What separated the excellent work from satisfactory was the three women students' attention to the assignment specifications: bring in visuals, music, lyrics and become an expert on your topic. misogyny was the thesis in many of the presentations, along with women's tacit participation in their objectification and exploitation for a variety of reasons. We looked at the intersection between objectification and pornography. We also looked at how American norms around a women's sexuality and her ability to celebrate her sexuality was not some present in all cultures, but with cyber communication and globalization this window is closing and the mores merging in both negative and positive ways.

A friend of mine, Rhodessa Jones, Artistic Director, Medea Project, Theatre for Incarcerated Women, said when she was in South Africa, the kids called her a "bitch and a ho," not out of disrespect, but because they learned to speak English from hip hop videos and they though woman equals ho and bitch, that this is what the words mean. She straightened them out (smile).

I appreciated and enjoyed Erica's call to action. She along with Itzel and Tatiana and Dexter left their audience with a choice, while admitting that success and fame sometimes means going along with a program one did not produce or audition for.

The women surveyed were one's most students knew and I can certainly say that many of you are experts, but as budding scholars, you do not have a published body of work yet, so you have to look to other published work of scholars who support your arguments.

Keep this in mind. Hip Hop didn't jump out of a vacuum, it is an art which is a part of American culture, specifically rooted in African Diaspora culture so dig deeply to find historic evidence to support your claims.

If you are talking about money and American culture and this materialism evident in popular culture, or body adornment and how it is showing up in the younger generations...look at trends and periods in American history like the the radical '60s which was a look that had several soundtracks.

I read the essays and many do not use scholarly sources from a library database, not one, also the MLA is not correct on many papers and others are too short. I will return them to you with comments and Dexter I will email yours back to you with comments. If you want comments sooner than Tuesday, October 6, Erica, Itzel and Tatiana, send me your work.

Students escaped without handouts I'd had for you. Darn it! I will give you the articles on Tuesday. I'd like you to read the other essays I listed from Total Chaos in the assignment post (I also gave students handouts) for this coming week which includes today. I will post links for responses.

We are scholars so even if the language in the work we are studying is full of cliches and profanity and other non-standard language, when we critique the work--one paper and in oral discussion, we use Standard English.

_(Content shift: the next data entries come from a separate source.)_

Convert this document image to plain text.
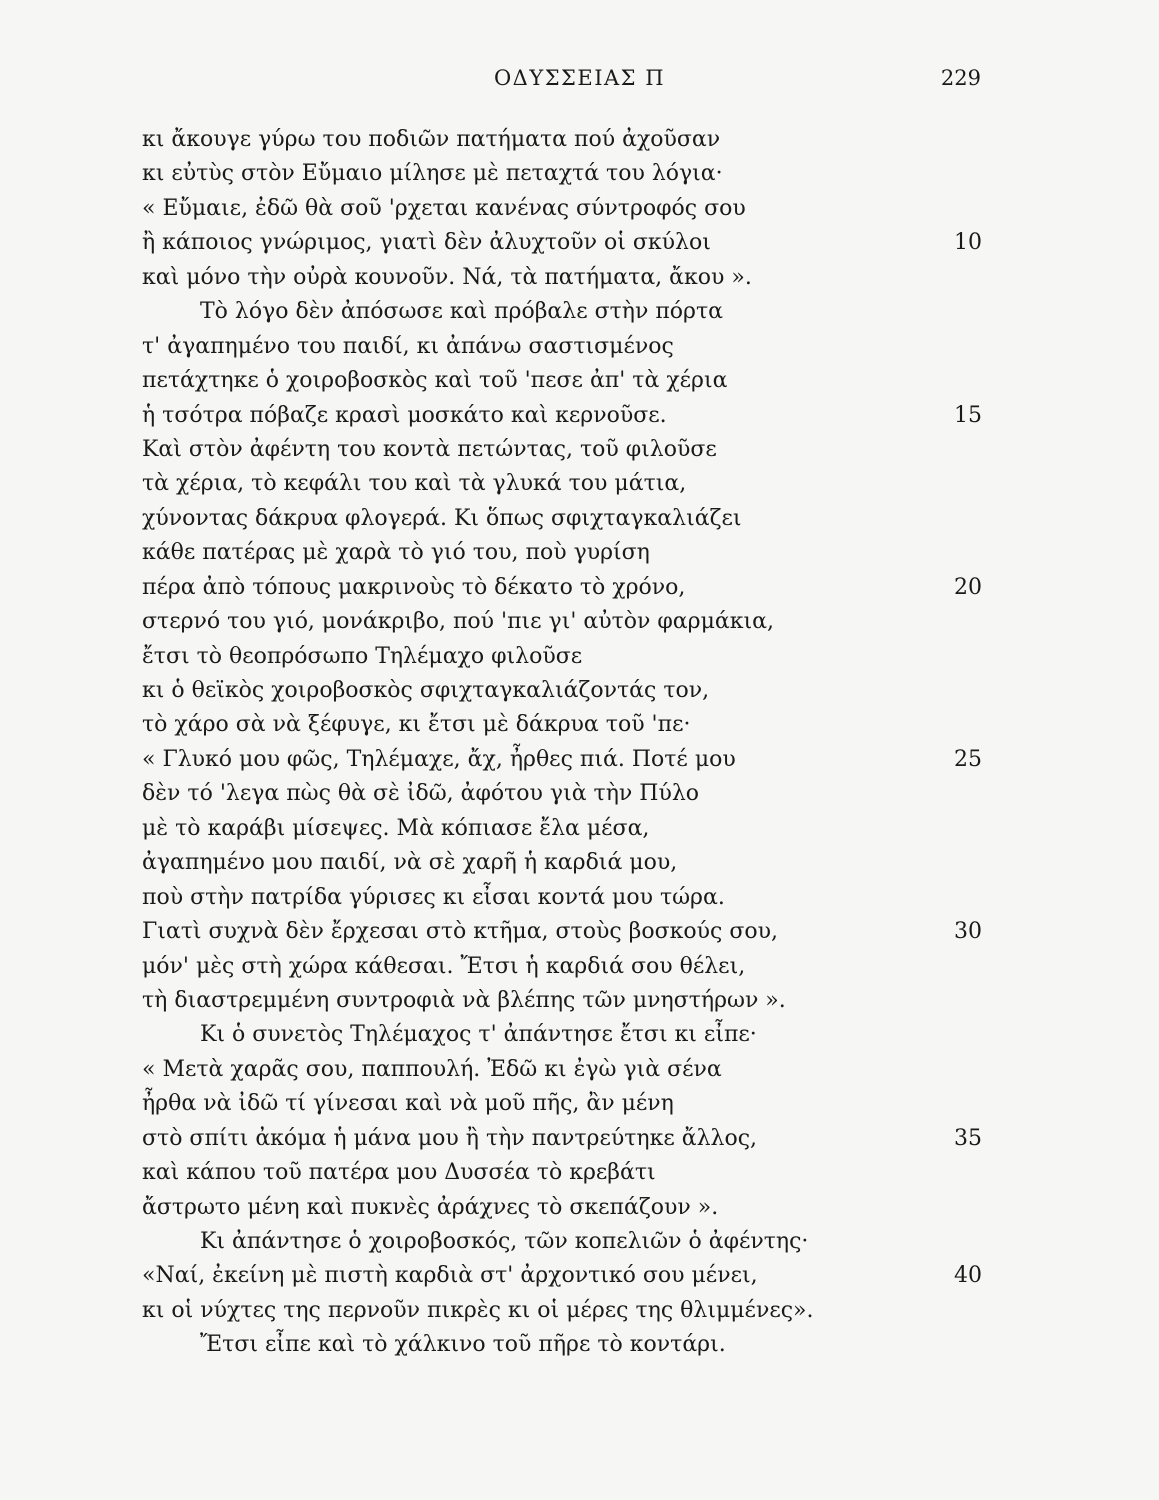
ΟΔΥΣΣΕΙΑΣ Π	229
κι ἄκουγε γύρω του ποδιῶν πατήματα πού ἀχοῦσαν
κι εὐτὺς στὸν Εὔμαιο μίλησε μὲ πεταχτά του λόγια·
« Εὔμαιε, ἐδῶ θὰ σοῦ 'ρχεται κανένας σύντροφός σου
ἢ κάποιος γνώριμος, γιατὶ δὲν ἀλυχτοῦν οἱ σκύλοι	10
καὶ μόνο τὴν οὐρὰ κουνοῦν. Νά, τὰ πατήματα, ἄκου ».
Τὸ λόγο δὲν ἀπόσωσε καὶ πρόβαλε στὴν πόρτα
τ' ἀγαπημένο του παιδί, κι ἀπάνω σαστισμένος
πετάχτηκε ὁ χοιροβοσκὸς καὶ τοῦ 'πεσε ἀπ' τὰ χέρια
ἡ τσότρα πόβαζε κρασὶ μοσκάτο καὶ κερνοῦσε.	15
Καὶ στὸν ἀφέντη του κοντὰ πετώντας, τοῦ φιλοῦσε
τὰ χέρια, τὸ κεφάλι του καὶ τὰ γλυκά του μάτια,
χύνοντας δάκρυα φλογερά. Κι ὅπως σφιχταγκαλιάζει
κάθε πατέρας μὲ χαρὰ τὸ γιό του, ποὺ γυρίση
πέρα ἀπὸ τόπους μακρινοὺς τὸ δέκατο τὸ χρόνο,	20
στερνό του γιό, μονάκριβο, πού 'πιε γι' αὐτὸν φαρμάκια,
ἔτσι τὸ θεοπρόσωπο Τηλέμαχο φιλοῦσε
κι ὁ θεϊκὸς χοιροβοσκὸς σφιχταγκαλιάζοντάς τον,
τὸ χάρο σὰ νὰ ξέφυγε, κι ἔτσι μὲ δάκρυα τοῦ 'πε·
« Γλυκό μου φῶς, Τηλέμαχε, ἄχ, ἦρθες πιά. Ποτέ μου	25
δὲν τό 'λεγα πὼς θὰ σὲ ἰδῶ, ἀφότου γιὰ τὴν Πύλο
μὲ τὸ καράβι μίσεψες. Μὰ κόπιασε ἔλα μέσα,
ἀγαπημένο μου παιδί, νὰ σὲ χαρῆ ἡ καρδιά μου,
ποὺ στὴν πατρίδα γύρισες κι εἶσαι κοντά μου τώρα.
Γιατὶ συχνὰ δὲν ἔρχεσαι στὸ κτῆμα, στοὺς βοσκούς σου,	30
μόν' μὲς στὴ χώρα κάθεσαι. Ἔτσι ἡ καρδιά σου θέλει,
τὴ διαστρεμμένη συντροφιὰ νὰ βλέπης τῶν μνηστήρων ».
Κι ὁ συνετὸς Τηλέμαχος τ' ἀπάντησε ἔτσι κι εἶπε·
« Μετὰ χαρᾶς σου, παππουλή. Ἐδῶ κι ἐγὼ γιὰ σένα
ἦρθα νὰ ἰδῶ τί γίνεσαι καὶ νὰ μοῦ πῆς, ἂν μένη
στὸ σπίτι ἀκόμα ἡ μάνα μου ἢ τὴν παντρεύτηκε ἄλλος,	35
καὶ κάπου τοῦ πατέρα μου Δυσσέα τὸ κρεβάτι
ἄστρωτο μένη καὶ πυκνὲς ἀράχνες τὸ σκεπάζουν ».
Κι ἀπάντησε ὁ χοιροβοσκός, τῶν κοπελιῶν ὁ ἀφέντης·
«Ναί, ἐκείνη μὲ πιστὴ καρδιὰ στ' ἀρχοντικό σου μένει,	40
κι οἱ νύχτες της περνοῦν πικρὲς κι οἱ μέρες της θλιμμένες».
Ἔτσι εἶπε καὶ τὸ χάλκινο τοῦ πῆρε τὸ κοντάρι.
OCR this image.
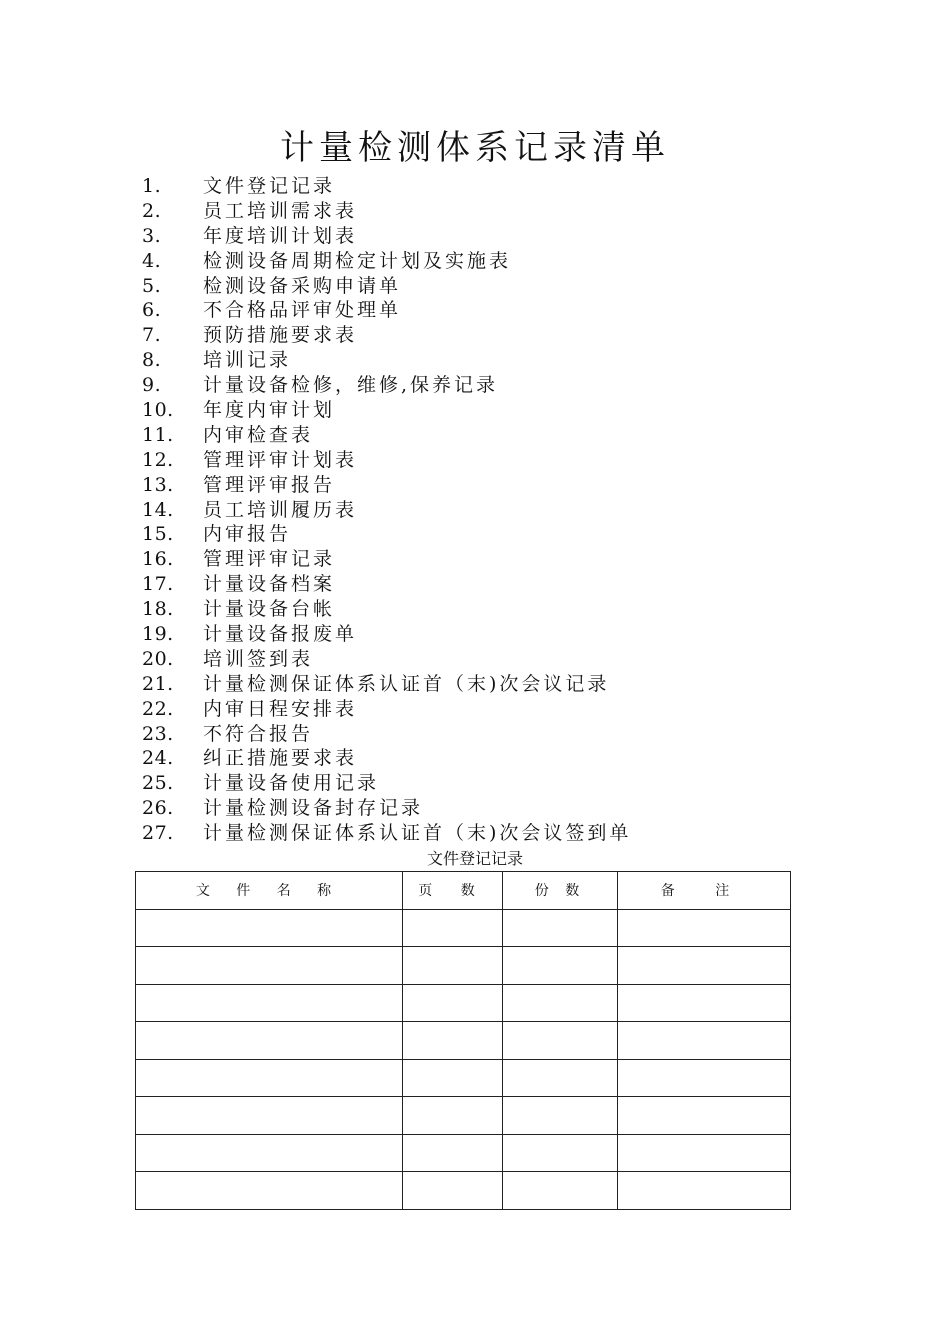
计量检测体系记录清单
1. 文件登记记录
2. 员工培训需求表
3. 年度培训计划表
4. 检测设备周期检定计划及实施表
5. 检测设备采购申请单
6. 不合格品评审处理单
7. 预防措施要求表
8. 培训记录
9. 计量设备检修，维修,保养记录
10. 年度内审计划
11. 内审检查表
12. 管理评审计划表
13. 管理评审报告
14. 员工培训履历表
15. 内审报告
16. 管理评审记录
17. 计量设备档案
18. 计量设备台帐
19. 计量设备报废单
20. 培训签到表
21. 计量检测保证体系认证首（末)次会议记录
22. 内审日程安排表
23. 不符合报告
24. 纠正措施要求表
25. 计量设备使用记录
26. 计量检测设备封存记录
27. 计量检测保证体系认证首（末)次会议签到单
文件登记记录
文 件 名 称	页 数	份 数	备 注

Please post your comments here. Be constructive and use examples from the presentations.

Tuesday, September 29, 2009

"Ladies First" Free Write

Post the three paragraph essay response to Felicia Pride's "Ladies First" here. Remember, use a block quote from the song by Queen Latifah, a paraphrase and another citation from Pride's narrative. Include a works cited section of the paper.

American Culture Cyber-Posts











Today the presentations went very well. Please post your narratives here. They will certainly be more in depth than the presentations for some of you. Remember DEEP was the tag line.... The 100 words was a minimum.

In the future, please complete your homework, at home. I could tell the difference. Oh, and for students presenting essays on Thursday, October 1 re: Women in Hip Hop, Relax and have fun, if you need another couple of days to get the essay in to me or you'd like me to look at it, give you feedback and then allow you to turn it in later, come to the study hour 12-1 10/01 in L-235 with your paper or make arrangements in advance.

You can also email the essay to me today and I can look at it before 10/01 and give you comments. Call me and tell me you sent it, just in case.

Again, post your narratives here. If you didn't present, still post the narrative here. You can present on Thursday, October 1, before papers are presented. Be prompt. So far, Forrest is the only one I know who is presenting.